Thanks to my fascination with all things radio when I read about Electrical Engineering it would mean I would finally learn how radio transmission worked. Back in the 1980s we had all those noisy static AM stations and the almighty 96fm commercial radio FM station, together with UWA’s own 6UWA community radio FM station. The clarity and quality of FM was amazing, and it could do stereo too. How could I not get excited enrolling in Electrical Engineering to learn why? I chose UWA because at the time it was, and still is, the number one university in WA (not that we had much choice then, it was UWA or Murdoch, Curtin University was still “WAITing”)
When you are doing a university degree your final year will define your career, underscored by the final-year Honours project topic that you choose. For me it was digital speech synthesis. That was when I realised signals and systems was my calling card. It was maths; it was magic. To this day the sampling theorem and aliasing still fascinates me, and well, why not? Without it we would still be living in an analogue world. I continued to a PhD delving into the work of human auditory perception and modelling. And when I was offered an academic position in 1988 I wasn’t to know that would be the start of my long journey through teaching, research and leadership, all at UWA.
In my research I met a lot of interesting people, some becoming collaborators and colleagues. My research touched a lot of different areas but always involved signal processing and audio. Even with that diversity, my first research paper was in neural networks and learning the intrinsic dimension of the speech space. It is four if you want to know.
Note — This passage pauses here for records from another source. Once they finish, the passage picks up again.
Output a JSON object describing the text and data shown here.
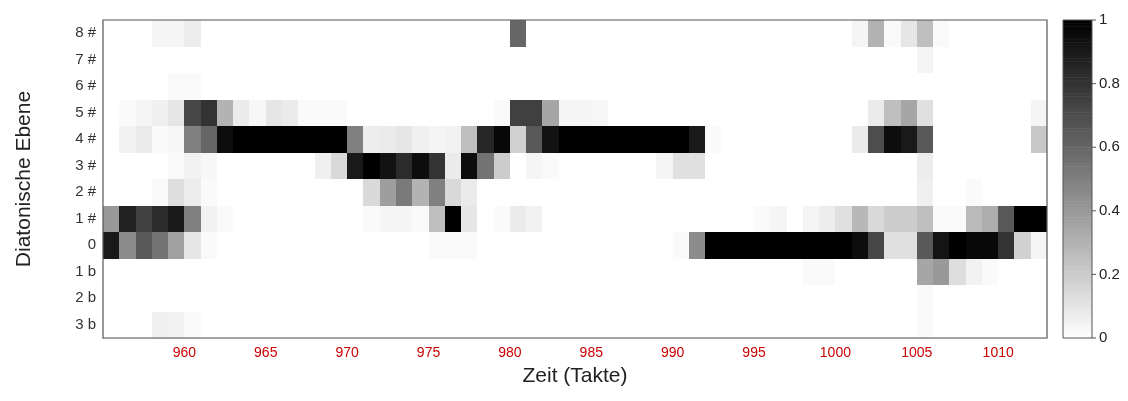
{
  "chart_data": {
    "type": "heatmap",
    "xlabel": "Zeit (Takte)",
    "ylabel": "Diatonische Ebene",
    "x": [
      955.5,
      956.5,
      957.5,
      958.5,
      959.5,
      960.5,
      961.5,
      962.5,
      963.5,
      964.5,
      965.5,
      966.5,
      967.5,
      968.5,
      969.5,
      970.5,
      971.5,
      972.5,
      973.5,
      974.5,
      975.5,
      976.5,
      977.5,
      978.5,
      979.5,
      980.5,
      981.5,
      982.5,
      983.5,
      984.5,
      985.5,
      986.5,
      987.5,
      988.5,
      989.5,
      990.5,
      991.5,
      992.5,
      993.5,
      994.5,
      995.5,
      996.5,
      997.5,
      998.5,
      999.5,
      1000.5,
      1001.5,
      1002.5,
      1003.5,
      1004.5,
      1005.5,
      1006.5,
      1007.5,
      1008.5,
      1009.5,
      1010.5,
      1011.5,
      1012.5
    ],
    "xlim": [
      955,
      1013
    ],
    "xticks": [
      960,
      965,
      970,
      975,
      980,
      985,
      990,
      995,
      1000,
      1005,
      1010
    ],
    "y_categories": [
      "8 #",
      "7 #",
      "6 #",
      "5 #",
      "4 #",
      "3 #",
      "2 #",
      "1 #",
      "0",
      "1 b",
      "2 b",
      "3 b"
    ],
    "cells": [
      [
        0,
        0,
        0,
        0.04,
        0.04,
        0.07,
        0,
        0,
        0,
        0,
        0,
        0,
        0,
        0,
        0,
        0,
        0,
        0,
        0,
        0,
        0,
        0,
        0,
        0,
        0,
        0.6,
        0,
        0,
        0,
        0,
        0,
        0,
        0,
        0,
        0,
        0,
        0,
        0,
        0,
        0,
        0,
        0,
        0,
        0,
        0,
        0,
        0.04,
        0.3,
        0.02,
        0.1,
        0.25,
        0.02,
        0,
        0,
        0,
        0,
        0,
        0
      ],
      [
        0,
        0,
        0,
        0,
        0,
        0,
        0,
        0,
        0,
        0,
        0,
        0,
        0,
        0,
        0,
        0,
        0,
        0,
        0,
        0,
        0,
        0,
        0,
        0,
        0,
        0,
        0,
        0,
        0,
        0,
        0,
        0,
        0,
        0,
        0,
        0,
        0,
        0,
        0,
        0,
        0,
        0,
        0,
        0,
        0,
        0,
        0,
        0,
        0,
        0,
        0.04,
        0,
        0,
        0,
        0,
        0,
        0,
        0
      ],
      [
        0,
        0,
        0,
        0,
        0.02,
        0.02,
        0,
        0,
        0,
        0,
        0,
        0,
        0,
        0,
        0,
        0,
        0,
        0,
        0,
        0,
        0,
        0,
        0,
        0,
        0,
        0,
        0,
        0,
        0,
        0,
        0,
        0,
        0,
        0,
        0,
        0,
        0,
        0,
        0,
        0,
        0,
        0,
        0,
        0,
        0,
        0,
        0,
        0,
        0,
        0,
        0,
        0,
        0,
        0,
        0,
        0,
        0,
        0
      ],
      [
        0,
        0.02,
        0.04,
        0.06,
        0.1,
        0.72,
        0.8,
        0.3,
        0.08,
        0.03,
        0.1,
        0.08,
        0.02,
        0.02,
        0.02,
        0,
        0,
        0,
        0,
        0,
        0,
        0,
        0,
        0,
        0.02,
        0.75,
        0.75,
        0.35,
        0.04,
        0.04,
        0.03,
        0,
        0,
        0,
        0,
        0,
        0,
        0,
        0,
        0,
        0,
        0,
        0,
        0,
        0,
        0,
        0,
        0.08,
        0.25,
        0.35,
        0.12,
        0,
        0,
        0,
        0,
        0,
        0,
        0.04
      ],
      [
        0,
        0.05,
        0.08,
        0.02,
        0.03,
        0.5,
        0.6,
        0.95,
        1,
        1,
        1,
        1,
        1,
        1,
        1,
        0.5,
        0.07,
        0.08,
        0.1,
        0.06,
        0.04,
        0.05,
        0.25,
        0.85,
        0.97,
        0.18,
        0.65,
        0.93,
        1,
        1,
        1,
        1,
        1,
        1,
        1,
        1,
        0.9,
        0.02,
        0,
        0,
        0,
        0,
        0,
        0,
        0,
        0,
        0.08,
        0.7,
        0.95,
        0.9,
        0.65,
        0,
        0,
        0,
        0,
        0,
        0,
        0.22
      ],
      [
        0,
        0,
        0,
        0,
        0.02,
        0.05,
        0.03,
        0,
        0,
        0,
        0,
        0,
        0,
        0.06,
        0.15,
        0.9,
        1,
        0.93,
        0.83,
        0.95,
        0.8,
        0.08,
        0.95,
        0.55,
        0.2,
        0,
        0.04,
        0.02,
        0,
        0,
        0,
        0,
        0,
        0,
        0.04,
        0.12,
        0.12,
        0,
        0,
        0,
        0,
        0,
        0,
        0,
        0,
        0,
        0,
        0,
        0,
        0,
        0.07,
        0,
        0,
        0,
        0,
        0,
        0,
        0
      ],
      [
        0,
        0,
        0,
        0.02,
        0.13,
        0.07,
        0.02,
        0,
        0,
        0,
        0,
        0,
        0,
        0,
        0,
        0,
        0.15,
        0.38,
        0.52,
        0.3,
        0.5,
        0.15,
        0.08,
        0,
        0,
        0,
        0,
        0,
        0,
        0,
        0,
        0,
        0,
        0,
        0,
        0,
        0,
        0,
        0,
        0,
        0,
        0,
        0,
        0,
        0,
        0,
        0,
        0,
        0,
        0,
        0.06,
        0,
        0,
        0.02,
        0,
        0,
        0,
        0
      ],
      [
        0.4,
        0.87,
        0.75,
        0.83,
        0.9,
        0.5,
        0.05,
        0.02,
        0,
        0,
        0,
        0,
        0,
        0,
        0,
        0,
        0.02,
        0.04,
        0.04,
        0.02,
        0.25,
        1,
        0.1,
        0,
        0.02,
        0.08,
        0.05,
        0,
        0,
        0,
        0,
        0,
        0,
        0,
        0,
        0,
        0,
        0,
        0,
        0,
        0.02,
        0.04,
        0,
        0.04,
        0.07,
        0.12,
        0.28,
        0.15,
        0.2,
        0.2,
        0.25,
        0.02,
        0.02,
        0.27,
        0.32,
        0.65,
        1,
        1
      ],
      [
        0.9,
        0.45,
        0.65,
        0.55,
        0.37,
        0.1,
        0.02,
        0,
        0,
        0,
        0,
        0,
        0,
        0,
        0,
        0,
        0,
        0,
        0,
        0,
        0.02,
        0.02,
        0.02,
        0,
        0,
        0,
        0,
        0,
        0,
        0,
        0,
        0,
        0,
        0,
        0,
        0.02,
        0.45,
        1,
        1,
        1,
        1,
        1,
        1,
        1,
        1,
        1,
        0.95,
        0.72,
        0.12,
        0.12,
        0.65,
        0.92,
        1,
        0.97,
        0.97,
        0.8,
        0.18,
        0.04
      ],
      [
        0,
        0,
        0,
        0,
        0,
        0,
        0,
        0,
        0,
        0,
        0,
        0,
        0,
        0,
        0,
        0,
        0,
        0,
        0,
        0,
        0,
        0,
        0,
        0,
        0,
        0,
        0,
        0,
        0,
        0,
        0,
        0,
        0,
        0,
        0,
        0,
        0,
        0,
        0,
        0,
        0,
        0,
        0,
        0.02,
        0.02,
        0,
        0,
        0,
        0,
        0,
        0.35,
        0.4,
        0.13,
        0.05,
        0.02,
        0,
        0,
        0
      ],
      [
        0,
        0,
        0,
        0,
        0,
        0,
        0,
        0,
        0,
        0,
        0,
        0,
        0,
        0,
        0,
        0,
        0,
        0,
        0,
        0,
        0,
        0,
        0,
        0,
        0,
        0,
        0,
        0,
        0,
        0,
        0,
        0,
        0,
        0,
        0,
        0,
        0,
        0,
        0,
        0,
        0,
        0,
        0,
        0,
        0,
        0,
        0,
        0,
        0,
        0,
        0.02,
        0,
        0,
        0,
        0,
        0,
        0,
        0
      ],
      [
        0,
        0,
        0,
        0.06,
        0.05,
        0.02,
        0,
        0,
        0,
        0,
        0,
        0,
        0,
        0,
        0,
        0,
        0,
        0,
        0,
        0,
        0,
        0,
        0,
        0,
        0,
        0,
        0,
        0,
        0,
        0,
        0,
        0,
        0,
        0,
        0,
        0,
        0,
        0,
        0,
        0,
        0,
        0,
        0,
        0,
        0,
        0,
        0,
        0,
        0,
        0,
        0.02,
        0,
        0,
        0,
        0,
        0,
        0,
        0
      ]
    ],
    "clim": [
      0,
      1
    ],
    "cticks": [
      0,
      0.2,
      0.4,
      0.6,
      0.8,
      1
    ],
    "grid": false
  }
}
My current research during the 30 years since, as I retire, is still in neural networks (reinvented in 2009 as deep learning and recently as AI) and learning the embedding spaces (rather than dimensions) of speech and audio.
Research, discovery, learning and communicating captures nicely the teaching and research nexus that academics revolve around. You engage engineering students in your class through your ability to communicate the key engineering concepts (theory, framework, design, analysis, build and evaluation). And you learn these in the discovery of new ideas and approaches that provide the context and reinforcement of the building block fundamentals.
Before Covid I had the pleasure of meeting Professor Alan Oppenheim, the father of modern digital signal processing who had many awards in both research and teaching. It is appropriate I finish my story with one of his favourite sayings: “The role of a magician is to make simple things appear complicated. The role of a teacher is to make complicated things appear simple.”